Bryant Gumbel’s signoff commentary from Wednesday night’s “Real Sports” on HBO dealt with something that’s been causing me to grind my teeth at night — well, I do that anyway, which is why I need a new mouth guard, but it’s for other reasons, really, but this contributes to it ….
“Finally tonight, a few words about championship rings.
“Just when did they become the all-important barometer of who does or doesn’t count in sports? When did they supersede personal excellence or exemplary character as a standard of greatness?
“I got to thinking about that the other night after the self-anointed chosen one, LeBron James, embarrassed himself as he tried to make his decision to seek rings in Miami sound like a search for the Holy Grail. It’s when he essentially admitted to placing a higher priority on winning than anything else.
“LeBron’s decision is typical of our immediate gratification era, but it flies in the face of history. Even though he never won a title, Dan Marino is still the biggest hero in Florida. And in Boston, all those Celtics championships are dimmed by the unforgettable brilliance of Ted Williams, who never won anything. In Chicago, Gale Sayers and Dick Butkus have legendary status despite playing on losing teams. And even in the NBA, where guys seem obsessed with being viewed as ‘the man’, real men like Barkley, Ewing and Baylor are ringless, but revered.

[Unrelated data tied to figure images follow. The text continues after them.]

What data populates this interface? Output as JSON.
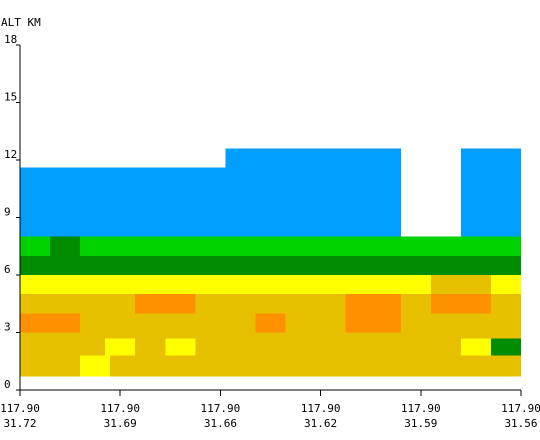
{
  "chart_data": {
    "type": "heatmap",
    "title": "",
    "y_axis_label": "ALT KM",
    "ylim": [
      0,
      18
    ],
    "y_ticks": [
      "0",
      "3",
      "6",
      "9",
      "12",
      "15",
      "18"
    ],
    "x_ticks": [
      {
        "lon": "117.90",
        "lat": "31.72"
      },
      {
        "lon": "117.90",
        "lat": "31.69"
      },
      {
        "lon": "117.90",
        "lat": "31.66"
      },
      {
        "lon": "117.90",
        "lat": "31.62"
      },
      {
        "lon": "117.90",
        "lat": "31.59"
      },
      {
        "lon": "117.90",
        "lat": "31.56"
      }
    ],
    "x_range_index": [
      0,
      50
    ],
    "colors": {
      "sky_blue": "#009eff",
      "green": "#00d200",
      "dark_green": "#008c00",
      "yellow": "#ffff00",
      "gold": "#e7c000",
      "orange": "#ff9000"
    },
    "cells": [
      {
        "x0": 0,
        "x1": 20.5,
        "y0": 8.0,
        "y1": 11.6,
        "color": "sky_blue"
      },
      {
        "x0": 20.5,
        "x1": 38,
        "y0": 8.0,
        "y1": 12.6,
        "color": "sky_blue"
      },
      {
        "x0": 44,
        "x1": 50,
        "y0": 8.0,
        "y1": 12.6,
        "color": "sky_blue"
      },
      {
        "x0": 0,
        "x1": 50,
        "y0": 7.0,
        "y1": 8.0,
        "color": "green"
      },
      {
        "x0": 3,
        "x1": 6,
        "y0": 7.0,
        "y1": 8.0,
        "color": "dark_green"
      },
      {
        "x0": 0,
        "x1": 50,
        "y0": 6.0,
        "y1": 7.0,
        "color": "dark_green"
      },
      {
        "x0": 0,
        "x1": 50,
        "y0": 5.0,
        "y1": 6.0,
        "color": "yellow"
      },
      {
        "x0": 41,
        "x1": 47,
        "y0": 5.0,
        "y1": 6.0,
        "color": "gold"
      },
      {
        "x0": 0,
        "x1": 50,
        "y0": 0.7,
        "y1": 5.0,
        "color": "gold"
      },
      {
        "x0": 11.5,
        "x1": 17.5,
        "y0": 4.0,
        "y1": 5.0,
        "color": "orange"
      },
      {
        "x0": 32.5,
        "x1": 38,
        "y0": 4.0,
        "y1": 5.0,
        "color": "orange"
      },
      {
        "x0": 41,
        "x1": 47,
        "y0": 4.0,
        "y1": 5.0,
        "color": "orange"
      },
      {
        "x0": 0,
        "x1": 6,
        "y0": 3.0,
        "y1": 4.0,
        "color": "orange"
      },
      {
        "x0": 23.5,
        "x1": 26.5,
        "y0": 3.0,
        "y1": 4.0,
        "color": "orange"
      },
      {
        "x0": 32.5,
        "x1": 38,
        "y0": 3.0,
        "y1": 4.0,
        "color": "orange"
      },
      {
        "x0": 8.5,
        "x1": 11.5,
        "y0": 1.8,
        "y1": 2.7,
        "color": "yellow"
      },
      {
        "x0": 14.5,
        "x1": 17.5,
        "y0": 1.8,
        "y1": 2.7,
        "color": "yellow"
      },
      {
        "x0": 44,
        "x1": 47,
        "y0": 1.8,
        "y1": 2.7,
        "color": "yellow"
      },
      {
        "x0": 47,
        "x1": 50,
        "y0": 1.8,
        "y1": 2.7,
        "color": "dark_green"
      },
      {
        "x0": 6,
        "x1": 9,
        "y0": 0.7,
        "y1": 1.8,
        "color": "yellow"
      }
    ]
  }
}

“Despite such evidence to the contrary, LeBron James seems to think he needs a ring to change his life and secure his legacy. Maybe he’ll get one, maybe he won’t, but it’s probable that no amount of rings will ever remove the stench he wallowed in last week. LeBron may yet find that in the court of public opinion, just as putting on a tux can’t make a guy a gentleman, winning a ring can’t make one truly a champion.”
We’ve got a different spin.
When did athletes start talking about winning a championship ring?
What’s so wrong about just winning a championship?
I hear Little League kids today talking about “winning the ring.” And college athletes.
It’s not a reference to the old “brass ring,” a phrase people that age don’t even know about any more — ask your grandparents, it has to do with riding a carousel. It’s about the pursuit of a piece of jewelry that most won’t even wear because of the fear that it’ll be stolen. So they put it in a safe deposit box.
So, then, why is acquiring a ring so important if you don’t even show it off? Because that’s called modesty. Not calling attention to yourself. And a fear of some crazy guy holding you up and swiping it.
Rings can be used as collateral, apparently. Ask a pawn shop owner. Rings can be resold on eBay. Or maybe they’re reproductions. We’re not sure.
We turned on the ESPY Awards last night for about 10 seconds — long enough to hear Seth Meyers tell a joke: Congradulations to Phil Jackson for winning his 11th championship. Eleven rings. One for each finger and we don’t want to know where he’s going to put this new one.
Great, a penis joke is now associated with winning a ring.
The bottom line: You can’t be totally satisfied with knowing you’ve won a championship. You need the “ring ceremony” to validate it? Ask the Lakers players when they open the 2010-11 season with another big to-do about it. Ring in the new year, the headlines will say.
Satisfaction sure takes a lot of extra work these days.